Nas últimas semanas, presenciamos várias discussões mundiais acerca da explosão dos preços
dos alimentos, trazendo inflação e fome. É uma preocupação real na Europa (3,6%), China
(8,3%), EUA (4,0%), Rússia (12,7%) e em outros mercados. Diversos estudos têm apontado
apenas os biocombustíveis (a) como causa da alta nos preços, ignorando outros fatores, velhos
conhecidos, como o crescimento da população mundial (b), enquanto outros são fenômenos
recentes, como o desenvolvimento e a distribuição de renda (c) em países populosos; programas
governamentais (d) de assistência e acesso a alimentos; o impacto da urbanização (e) e formação
de megacidades, aumentando o consumo e mudando hábitos; os preços do petróleo (f), cujo
barril subiu de US$ 35 para US$ 125 em 5 anos (aumento no custo de produção e dos
transportes); a desvalorização do dólar (g); escassez na produção devido à fatores climáticos e
doenças (h) e movimentos de fundos de investimentos nas commodities (i). Qual é a
porcentagem de responsabilidade de cada um desses nove fatores, que juntos trouxeram o
problema da inflação? Se são apenas os biocombustíveis, por que preços de produtos não
relacionados têm subido intensamente nos últimos anos (arroz, feijão, suco de laranja, por
exemplo)?

Investimentos globais sustentáveis em biocombustíveis têm sido severamente prejudicados por


opiniões equivocadas. Um economista bem informado declarou que "mesmo políticas para
biocombustíveis aparentemente positivas, como a fabricação brasileira de etanol de cana-de-
açúcar, aceleram o aquecimento global ao promover desmatamento", ignorando nossa geografia.
Representante da ONU classificou biocombustíveis como "crime contra a humanidade" e o diretor
geral do FMI considerou-os como "problema moral". Pesquisas sérias atestando experiências
positivas em sustentabilidade dos biocombustíveis devem ser lidas e estudadas antes que se
emitam opiniões. Periódicos internacionais publicam artigos negativos com metodologias obscuras
e generalizam os resultados de forma perigosa. Biocombustíveis não podem ser colocados na
mesma cesta, há grandes diferenças entre as diversas matérias primas. A sociedade mundial
deve se perguntar quem está patrocinando esses "estudos" e por quais interesses. Um bom ponto
de partida seria analisar quem perde margens com as mudanças. Como contribuição para o
debate sobre inflação, uma agenda global de 10 pontos seria um caminho a ser percorrido,
trazendo resultados à produção sustentável de alimentos e biocombustíveis.

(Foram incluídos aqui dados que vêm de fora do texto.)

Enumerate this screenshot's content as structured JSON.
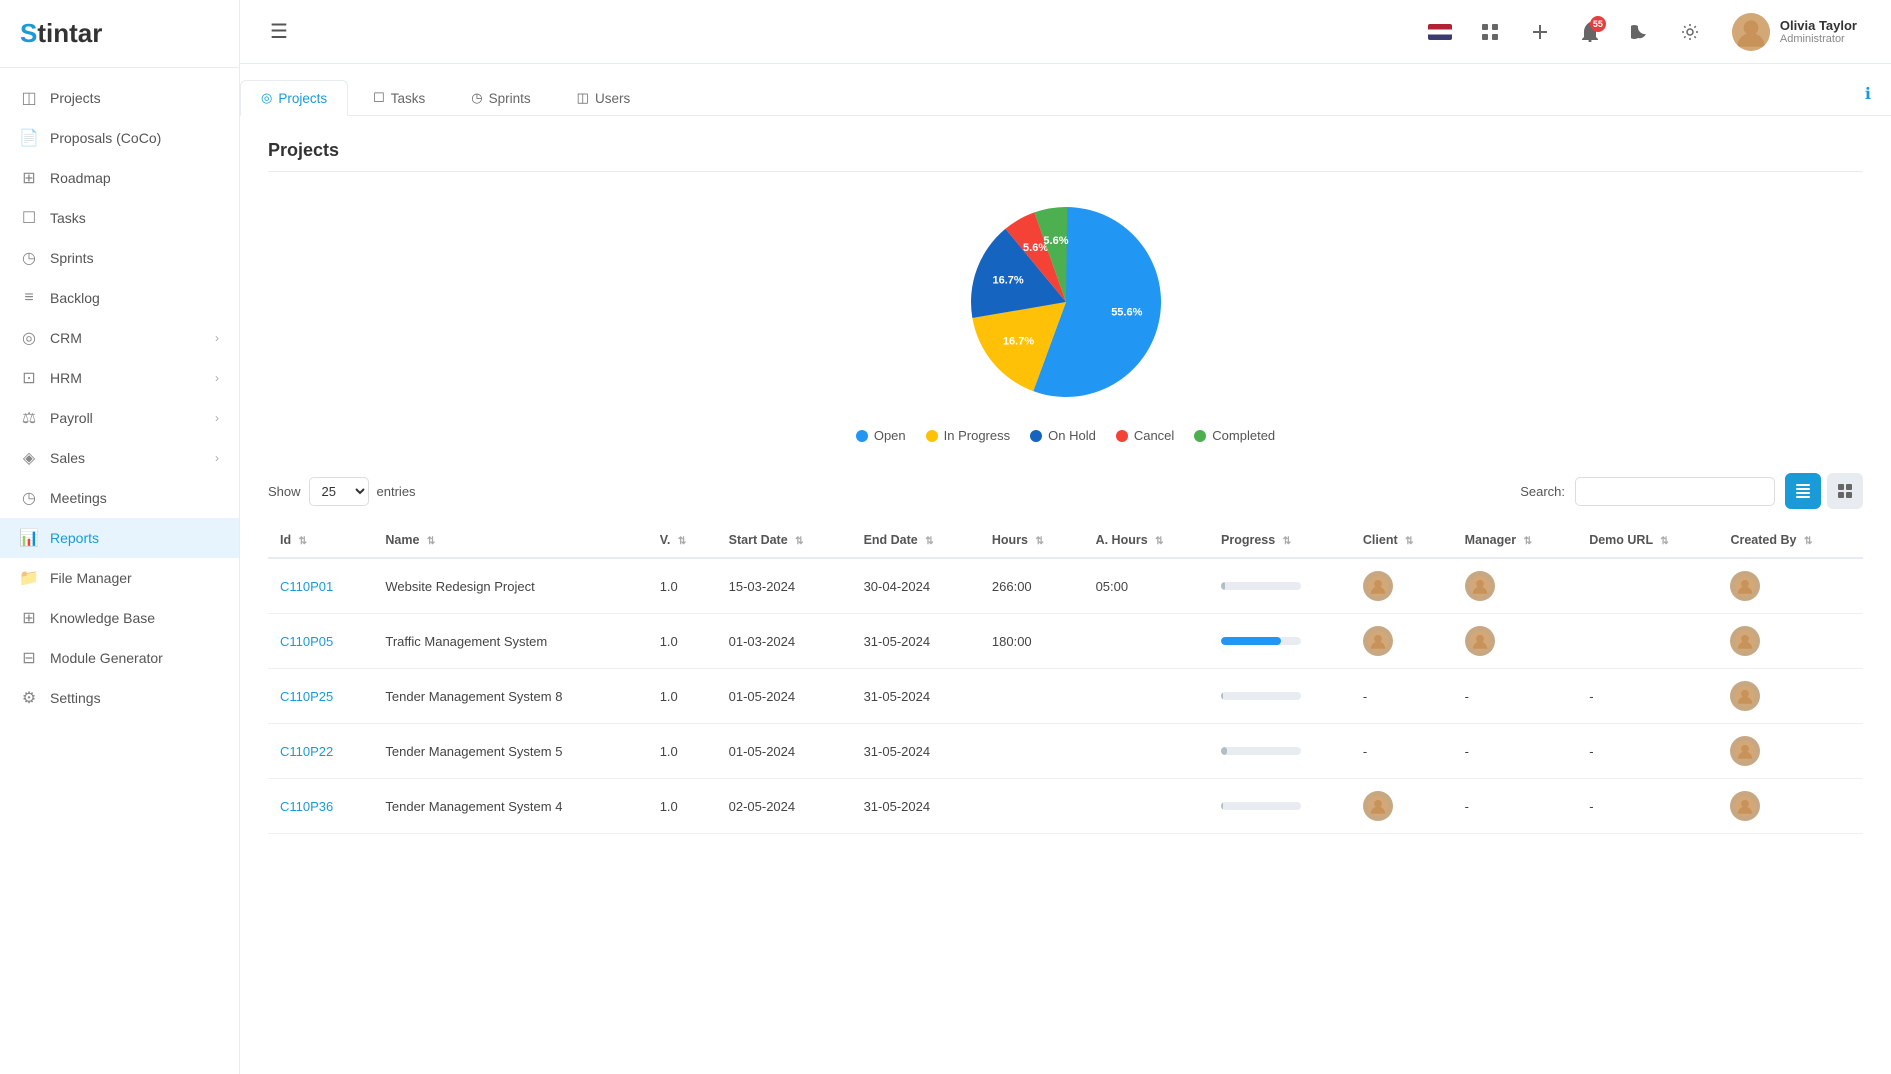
{
  "app": {
    "logo": "Stintar",
    "logo_s": "S",
    "logo_rest": "tintar"
  },
  "sidebar": {
    "items": [
      {
        "id": "projects",
        "label": "Projects",
        "icon": "◫",
        "active": false,
        "hasChevron": false
      },
      {
        "id": "proposals",
        "label": "Proposals (CoCo)",
        "icon": "📄",
        "active": false,
        "hasChevron": false
      },
      {
        "id": "roadmap",
        "label": "Roadmap",
        "icon": "⊞",
        "active": false,
        "hasChevron": false
      },
      {
        "id": "tasks",
        "label": "Tasks",
        "icon": "☐",
        "active": false,
        "hasChevron": false
      },
      {
        "id": "sprints",
        "label": "Sprints",
        "icon": "◷",
        "active": false,
        "hasChevron": false
      },
      {
        "id": "backlog",
        "label": "Backlog",
        "icon": "≡",
        "active": false,
        "hasChevron": false
      },
      {
        "id": "crm",
        "label": "CRM",
        "icon": "◎",
        "active": false,
        "hasChevron": true
      },
      {
        "id": "hrm",
        "label": "HRM",
        "icon": "⊡",
        "active": false,
        "hasChevron": true
      },
      {
        "id": "payroll",
        "label": "Payroll",
        "icon": "⚖",
        "active": false,
        "hasChevron": true
      },
      {
        "id": "sales",
        "label": "Sales",
        "icon": "◈",
        "active": false,
        "hasChevron": true
      },
      {
        "id": "meetings",
        "label": "Meetings",
        "icon": "◷",
        "active": false,
        "hasChevron": false
      },
      {
        "id": "reports",
        "label": "Reports",
        "icon": "📊",
        "active": true,
        "hasChevron": false
      },
      {
        "id": "file-manager",
        "label": "File Manager",
        "icon": "📁",
        "active": false,
        "hasChevron": false
      },
      {
        "id": "knowledge-base",
        "label": "Knowledge Base",
        "icon": "⊞",
        "active": false,
        "hasChevron": false
      },
      {
        "id": "module-generator",
        "label": "Module Generator",
        "icon": "⊟",
        "active": false,
        "hasChevron": false
      },
      {
        "id": "settings",
        "label": "Settings",
        "icon": "⚙",
        "active": false,
        "hasChevron": false
      }
    ]
  },
  "header": {
    "notification_count": "55",
    "user": {
      "name": "Olivia Taylor",
      "role": "Administrator"
    }
  },
  "tabs": [
    {
      "id": "projects",
      "label": "Projects",
      "icon": "◎",
      "active": true
    },
    {
      "id": "tasks",
      "label": "Tasks",
      "icon": "☐",
      "active": false
    },
    {
      "id": "sprints",
      "label": "Sprints",
      "icon": "◷",
      "active": false
    },
    {
      "id": "users",
      "label": "Users",
      "icon": "◫",
      "active": false
    }
  ],
  "page": {
    "title": "Projects"
  },
  "chart": {
    "segments": [
      {
        "label": "Open",
        "value": 55.6,
        "color": "#2196F3",
        "text_color": "#fff"
      },
      {
        "label": "In Progress",
        "value": 16.7,
        "color": "#FFC107",
        "text_color": "#fff"
      },
      {
        "label": "On Hold",
        "value": 16.7,
        "color": "#1565C0",
        "text_color": "#fff"
      },
      {
        "label": "Cancel",
        "value": 5.6,
        "color": "#F44336",
        "text_color": "#fff"
      },
      {
        "label": "Completed",
        "value": 5.6,
        "color": "#4CAF50",
        "text_color": "#fff"
      }
    ]
  },
  "table": {
    "show_label": "Show",
    "entries_label": "entries",
    "show_value": "25",
    "search_label": "Search:",
    "search_placeholder": "",
    "columns": [
      {
        "id": "id",
        "label": "Id"
      },
      {
        "id": "name",
        "label": "Name"
      },
      {
        "id": "v",
        "label": "V."
      },
      {
        "id": "start_date",
        "label": "Start Date"
      },
      {
        "id": "end_date",
        "label": "End Date"
      },
      {
        "id": "hours",
        "label": "Hours"
      },
      {
        "id": "a_hours",
        "label": "A. Hours"
      },
      {
        "id": "progress",
        "label": "Progress"
      },
      {
        "id": "client",
        "label": "Client"
      },
      {
        "id": "manager",
        "label": "Manager"
      },
      {
        "id": "demo_url",
        "label": "Demo URL"
      },
      {
        "id": "created_by",
        "label": "Created By"
      }
    ],
    "rows": [
      {
        "id": "C110P01",
        "name": "Website Redesign Project",
        "v": "1.0",
        "start_date": "15-03-2024",
        "end_date": "30-04-2024",
        "hours": "266:00",
        "a_hours": "05:00",
        "progress": 5,
        "progress_color": "#b0bec5",
        "has_client": true,
        "has_manager": true,
        "demo_url": "",
        "has_created": true
      },
      {
        "id": "C110P05",
        "name": "Traffic Management System",
        "v": "1.0",
        "start_date": "01-03-2024",
        "end_date": "31-05-2024",
        "hours": "180:00",
        "a_hours": "",
        "progress": 75,
        "progress_color": "#2196F3",
        "has_client": true,
        "has_manager": true,
        "demo_url": "",
        "has_created": true
      },
      {
        "id": "C110P25",
        "name": "Tender Management System 8",
        "v": "1.0",
        "start_date": "01-05-2024",
        "end_date": "31-05-2024",
        "hours": "",
        "a_hours": "",
        "progress": 3,
        "progress_color": "#b0bec5",
        "has_client": false,
        "has_manager": false,
        "demo_url": "-",
        "has_created": true
      },
      {
        "id": "C110P22",
        "name": "Tender Management System 5",
        "v": "1.0",
        "start_date": "01-05-2024",
        "end_date": "31-05-2024",
        "hours": "",
        "a_hours": "",
        "progress": 8,
        "progress_color": "#b0bec5",
        "has_client": false,
        "has_manager": false,
        "demo_url": "-",
        "has_created": true
      },
      {
        "id": "C110P36",
        "name": "Tender Management System 4",
        "v": "1.0",
        "start_date": "02-05-2024",
        "end_date": "31-05-2024",
        "hours": "",
        "a_hours": "",
        "progress": 3,
        "progress_color": "#b0bec5",
        "has_client": true,
        "has_manager": false,
        "demo_url": "-",
        "has_created": true
      }
    ]
  }
}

Expandir horizontalmente a produção (1) em novas áreas, com sustentabilidade ambiental. A


América do Sul usa apenas 25% de sua capacidade e este crescimento poderia ser a redenção da
África. No Brasil, reconhecidas instituições atestam mais de 120 milhões de hectares a serem
usados, em sua maioria tomando terras degradadas de pastagem e sem tocar em ecossistemas
frágeis. Há também a expansão vertical (2) em terras que poderiam produzir mais caso fossem
feitos investimentos em tecnologia. A quantidade de milho que um fazendeiro norte-americano
pode produzir é duas ou mesmo três vezes maior que outros países.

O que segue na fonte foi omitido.